As usual when she is with me, there were alot of foods in the cart that she loves in the store that will be despised as soon as they are in the house. But she was happy so I was happy!

But somehow I left my teenager in the store and picked up another.  It was raining again when we left the store,  and this strange girl says, “Get in the car Mom, I will unload the groceries and take the cart back.”

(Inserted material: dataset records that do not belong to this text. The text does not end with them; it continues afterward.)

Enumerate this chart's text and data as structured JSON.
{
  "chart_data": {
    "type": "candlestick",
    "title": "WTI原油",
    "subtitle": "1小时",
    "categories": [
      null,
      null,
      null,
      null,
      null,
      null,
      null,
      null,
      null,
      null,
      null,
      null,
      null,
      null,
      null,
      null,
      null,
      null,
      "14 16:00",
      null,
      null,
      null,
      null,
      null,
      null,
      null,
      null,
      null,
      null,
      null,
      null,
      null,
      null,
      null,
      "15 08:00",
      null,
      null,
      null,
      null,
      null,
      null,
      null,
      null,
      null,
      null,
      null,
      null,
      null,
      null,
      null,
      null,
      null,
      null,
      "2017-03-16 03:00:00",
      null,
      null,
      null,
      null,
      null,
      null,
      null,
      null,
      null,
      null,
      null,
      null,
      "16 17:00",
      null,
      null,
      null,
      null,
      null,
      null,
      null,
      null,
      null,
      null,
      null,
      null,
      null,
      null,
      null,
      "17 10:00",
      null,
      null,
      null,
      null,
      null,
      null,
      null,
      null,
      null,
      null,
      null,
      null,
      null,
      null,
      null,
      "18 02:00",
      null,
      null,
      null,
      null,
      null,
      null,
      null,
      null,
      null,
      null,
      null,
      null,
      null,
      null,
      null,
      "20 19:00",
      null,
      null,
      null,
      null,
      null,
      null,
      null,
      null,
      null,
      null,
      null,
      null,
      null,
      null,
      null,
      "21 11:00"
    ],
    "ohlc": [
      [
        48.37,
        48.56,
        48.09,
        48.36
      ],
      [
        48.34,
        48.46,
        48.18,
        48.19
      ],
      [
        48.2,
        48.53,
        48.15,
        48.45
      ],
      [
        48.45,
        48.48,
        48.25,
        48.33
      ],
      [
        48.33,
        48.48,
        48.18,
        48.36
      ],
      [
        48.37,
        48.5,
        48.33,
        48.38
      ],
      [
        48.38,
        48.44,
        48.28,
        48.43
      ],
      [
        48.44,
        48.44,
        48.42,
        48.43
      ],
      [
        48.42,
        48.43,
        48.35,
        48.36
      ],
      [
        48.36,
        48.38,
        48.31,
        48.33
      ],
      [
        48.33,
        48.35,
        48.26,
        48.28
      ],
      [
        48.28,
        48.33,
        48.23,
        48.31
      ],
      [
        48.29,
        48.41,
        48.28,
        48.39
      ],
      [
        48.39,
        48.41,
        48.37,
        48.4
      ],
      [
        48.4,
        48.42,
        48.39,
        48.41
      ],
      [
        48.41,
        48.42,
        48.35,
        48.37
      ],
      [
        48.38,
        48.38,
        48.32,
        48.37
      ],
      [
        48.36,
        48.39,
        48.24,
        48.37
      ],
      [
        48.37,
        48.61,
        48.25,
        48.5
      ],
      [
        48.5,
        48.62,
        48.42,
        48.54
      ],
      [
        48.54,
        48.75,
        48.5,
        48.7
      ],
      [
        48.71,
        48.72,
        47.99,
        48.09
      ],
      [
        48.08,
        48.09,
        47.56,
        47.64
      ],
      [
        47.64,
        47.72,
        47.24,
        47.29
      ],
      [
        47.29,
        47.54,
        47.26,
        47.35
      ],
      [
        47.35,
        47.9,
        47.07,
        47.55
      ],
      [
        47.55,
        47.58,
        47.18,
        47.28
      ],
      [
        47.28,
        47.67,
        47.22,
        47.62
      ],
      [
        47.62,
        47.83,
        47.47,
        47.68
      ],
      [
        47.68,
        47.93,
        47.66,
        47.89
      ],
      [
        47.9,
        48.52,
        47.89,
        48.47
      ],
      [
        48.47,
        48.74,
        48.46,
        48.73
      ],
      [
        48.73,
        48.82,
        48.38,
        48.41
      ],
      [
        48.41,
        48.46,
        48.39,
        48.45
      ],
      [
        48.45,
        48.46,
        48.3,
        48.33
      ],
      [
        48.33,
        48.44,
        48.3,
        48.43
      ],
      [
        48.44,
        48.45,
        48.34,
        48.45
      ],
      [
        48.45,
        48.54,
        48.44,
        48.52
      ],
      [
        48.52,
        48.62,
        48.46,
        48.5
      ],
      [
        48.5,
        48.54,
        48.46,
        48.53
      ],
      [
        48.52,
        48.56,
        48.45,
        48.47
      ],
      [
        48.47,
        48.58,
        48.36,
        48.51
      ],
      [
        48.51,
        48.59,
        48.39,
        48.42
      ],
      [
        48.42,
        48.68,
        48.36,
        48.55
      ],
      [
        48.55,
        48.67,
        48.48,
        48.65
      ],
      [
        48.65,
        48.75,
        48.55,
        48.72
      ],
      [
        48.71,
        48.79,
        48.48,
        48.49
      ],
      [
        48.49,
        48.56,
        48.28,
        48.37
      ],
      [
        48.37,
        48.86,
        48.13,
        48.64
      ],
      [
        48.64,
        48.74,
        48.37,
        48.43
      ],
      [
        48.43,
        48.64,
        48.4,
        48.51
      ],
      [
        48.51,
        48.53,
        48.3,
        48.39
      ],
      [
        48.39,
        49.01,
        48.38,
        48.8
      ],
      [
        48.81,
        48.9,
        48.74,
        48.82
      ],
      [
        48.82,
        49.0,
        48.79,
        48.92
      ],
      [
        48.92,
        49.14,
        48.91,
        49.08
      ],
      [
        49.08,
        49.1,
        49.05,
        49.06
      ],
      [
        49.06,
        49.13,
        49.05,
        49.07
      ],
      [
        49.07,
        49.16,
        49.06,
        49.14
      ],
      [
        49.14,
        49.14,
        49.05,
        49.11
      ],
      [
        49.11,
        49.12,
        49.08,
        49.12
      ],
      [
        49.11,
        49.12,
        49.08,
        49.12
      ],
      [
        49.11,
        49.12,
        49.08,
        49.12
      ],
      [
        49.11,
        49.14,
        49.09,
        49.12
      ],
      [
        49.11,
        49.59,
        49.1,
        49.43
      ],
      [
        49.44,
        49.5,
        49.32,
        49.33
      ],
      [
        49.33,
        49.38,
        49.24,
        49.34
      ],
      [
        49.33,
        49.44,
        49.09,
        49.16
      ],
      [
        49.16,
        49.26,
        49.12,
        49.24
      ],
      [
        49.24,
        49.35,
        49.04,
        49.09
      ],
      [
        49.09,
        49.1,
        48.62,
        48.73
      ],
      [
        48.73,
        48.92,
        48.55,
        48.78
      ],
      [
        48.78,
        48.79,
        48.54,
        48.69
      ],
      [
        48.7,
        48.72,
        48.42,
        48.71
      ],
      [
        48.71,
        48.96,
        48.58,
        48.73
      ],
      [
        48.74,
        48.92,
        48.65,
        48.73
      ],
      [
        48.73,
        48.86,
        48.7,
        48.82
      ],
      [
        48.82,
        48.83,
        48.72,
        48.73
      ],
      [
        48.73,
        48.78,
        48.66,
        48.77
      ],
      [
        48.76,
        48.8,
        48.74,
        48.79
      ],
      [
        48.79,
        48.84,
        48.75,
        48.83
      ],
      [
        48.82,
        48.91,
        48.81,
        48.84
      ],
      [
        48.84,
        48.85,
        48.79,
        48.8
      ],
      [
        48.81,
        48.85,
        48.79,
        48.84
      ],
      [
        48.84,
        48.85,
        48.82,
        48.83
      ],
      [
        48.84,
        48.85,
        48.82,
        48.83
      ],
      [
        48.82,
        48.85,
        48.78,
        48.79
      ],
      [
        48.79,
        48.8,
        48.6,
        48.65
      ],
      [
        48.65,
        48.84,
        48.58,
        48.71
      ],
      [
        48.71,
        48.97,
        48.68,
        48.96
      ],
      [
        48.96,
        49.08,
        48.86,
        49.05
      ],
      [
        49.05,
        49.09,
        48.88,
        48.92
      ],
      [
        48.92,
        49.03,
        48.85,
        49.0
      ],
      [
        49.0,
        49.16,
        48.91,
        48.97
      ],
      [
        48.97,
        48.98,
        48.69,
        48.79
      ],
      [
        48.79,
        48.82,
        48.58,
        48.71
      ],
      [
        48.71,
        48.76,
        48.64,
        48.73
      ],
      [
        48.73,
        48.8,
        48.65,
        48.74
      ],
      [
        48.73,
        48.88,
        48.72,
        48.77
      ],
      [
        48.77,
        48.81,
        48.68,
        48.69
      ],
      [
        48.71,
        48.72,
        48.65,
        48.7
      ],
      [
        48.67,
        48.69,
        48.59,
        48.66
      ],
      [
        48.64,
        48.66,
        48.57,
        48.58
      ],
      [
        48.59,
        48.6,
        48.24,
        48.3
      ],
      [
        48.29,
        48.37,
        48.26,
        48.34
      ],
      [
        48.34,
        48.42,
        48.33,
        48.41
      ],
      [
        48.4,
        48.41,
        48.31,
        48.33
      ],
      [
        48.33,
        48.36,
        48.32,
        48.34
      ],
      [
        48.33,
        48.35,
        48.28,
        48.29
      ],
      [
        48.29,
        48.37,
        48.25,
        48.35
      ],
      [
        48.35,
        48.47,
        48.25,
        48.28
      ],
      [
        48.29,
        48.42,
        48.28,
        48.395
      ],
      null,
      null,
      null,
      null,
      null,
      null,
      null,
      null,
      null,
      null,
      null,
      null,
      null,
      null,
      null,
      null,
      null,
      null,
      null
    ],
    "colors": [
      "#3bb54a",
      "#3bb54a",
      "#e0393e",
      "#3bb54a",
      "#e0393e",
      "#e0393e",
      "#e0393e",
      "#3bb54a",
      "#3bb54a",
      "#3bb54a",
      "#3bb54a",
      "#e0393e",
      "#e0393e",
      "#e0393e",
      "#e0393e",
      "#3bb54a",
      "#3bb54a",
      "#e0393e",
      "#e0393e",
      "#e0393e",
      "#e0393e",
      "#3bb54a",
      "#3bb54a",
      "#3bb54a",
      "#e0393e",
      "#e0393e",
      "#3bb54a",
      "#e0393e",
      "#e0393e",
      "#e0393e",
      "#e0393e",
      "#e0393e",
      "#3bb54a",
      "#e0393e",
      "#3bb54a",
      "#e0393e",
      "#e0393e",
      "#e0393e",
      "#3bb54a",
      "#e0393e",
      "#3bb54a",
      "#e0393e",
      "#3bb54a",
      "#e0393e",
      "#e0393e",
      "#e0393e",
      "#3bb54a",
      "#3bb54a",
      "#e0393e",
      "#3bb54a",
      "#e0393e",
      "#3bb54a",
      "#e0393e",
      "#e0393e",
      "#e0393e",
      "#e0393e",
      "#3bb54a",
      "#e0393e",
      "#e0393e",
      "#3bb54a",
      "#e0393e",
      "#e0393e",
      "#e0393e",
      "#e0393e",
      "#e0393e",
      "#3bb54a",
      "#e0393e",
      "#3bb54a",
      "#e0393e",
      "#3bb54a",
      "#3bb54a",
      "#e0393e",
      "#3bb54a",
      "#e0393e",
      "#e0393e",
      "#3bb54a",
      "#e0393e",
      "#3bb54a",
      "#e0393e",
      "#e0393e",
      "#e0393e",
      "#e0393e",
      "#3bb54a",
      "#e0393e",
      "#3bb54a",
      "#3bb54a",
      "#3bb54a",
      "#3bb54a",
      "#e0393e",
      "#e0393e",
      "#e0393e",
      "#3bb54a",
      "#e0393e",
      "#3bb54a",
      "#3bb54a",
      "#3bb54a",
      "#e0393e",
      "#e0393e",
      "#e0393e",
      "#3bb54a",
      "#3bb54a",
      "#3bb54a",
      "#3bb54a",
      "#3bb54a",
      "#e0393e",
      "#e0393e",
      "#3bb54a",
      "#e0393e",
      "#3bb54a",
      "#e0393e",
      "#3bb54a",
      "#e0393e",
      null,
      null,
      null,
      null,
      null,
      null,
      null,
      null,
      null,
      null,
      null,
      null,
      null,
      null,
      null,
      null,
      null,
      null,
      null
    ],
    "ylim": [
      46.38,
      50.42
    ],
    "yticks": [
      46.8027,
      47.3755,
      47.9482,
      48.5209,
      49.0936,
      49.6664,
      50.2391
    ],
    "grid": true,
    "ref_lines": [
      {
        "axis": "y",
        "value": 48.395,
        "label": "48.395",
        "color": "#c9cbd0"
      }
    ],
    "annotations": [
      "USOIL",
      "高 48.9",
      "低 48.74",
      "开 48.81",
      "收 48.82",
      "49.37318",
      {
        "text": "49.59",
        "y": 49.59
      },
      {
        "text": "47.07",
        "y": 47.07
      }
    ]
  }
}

Funny, she also had her sweatpants rolled up so they wouldn’t get wet! Wonder if she knows Peanut?

She Knows Me Too Well

So Peanut had a fun day and spent the afternoon shopping at a large mall with a couple friends. Bird had a fun day playing at his friend’s house. I thought I had a fun day doing next to nothing reading, coloring and playing solitaire on my Kindle, but now I realized I forgot to get the wine out and celebrate a quiet house so I didn’t have as much fun as I could have!!!

Anyway.  😛

Peanut comes home and tells me everything she bought and excitedly tells me she got shorts buy one get one free for $40!!! She was not too impressed when I said that’s a common trick to make them more expensive but you are actually paying the regular price for two then. “OMG MOM YOU DON’T KNOW FASHION!!!” 

Sigh. 

So then she proceeds to show me what she got. And it was interesting in that each item became shorter, tighter, and more revealing as she got closer to the end of the items! And also interesting was that before I could say Oh HELL no she quickly informed me,  “OMG MOM!  IT’S SUPPOSED TO BE LIKE THIS YOU WEAR A TANK TOP UNDER IT OR A JACKET OVER IT!!!  ALL THE KIDS WEAR IT LIKE THIS!!!!”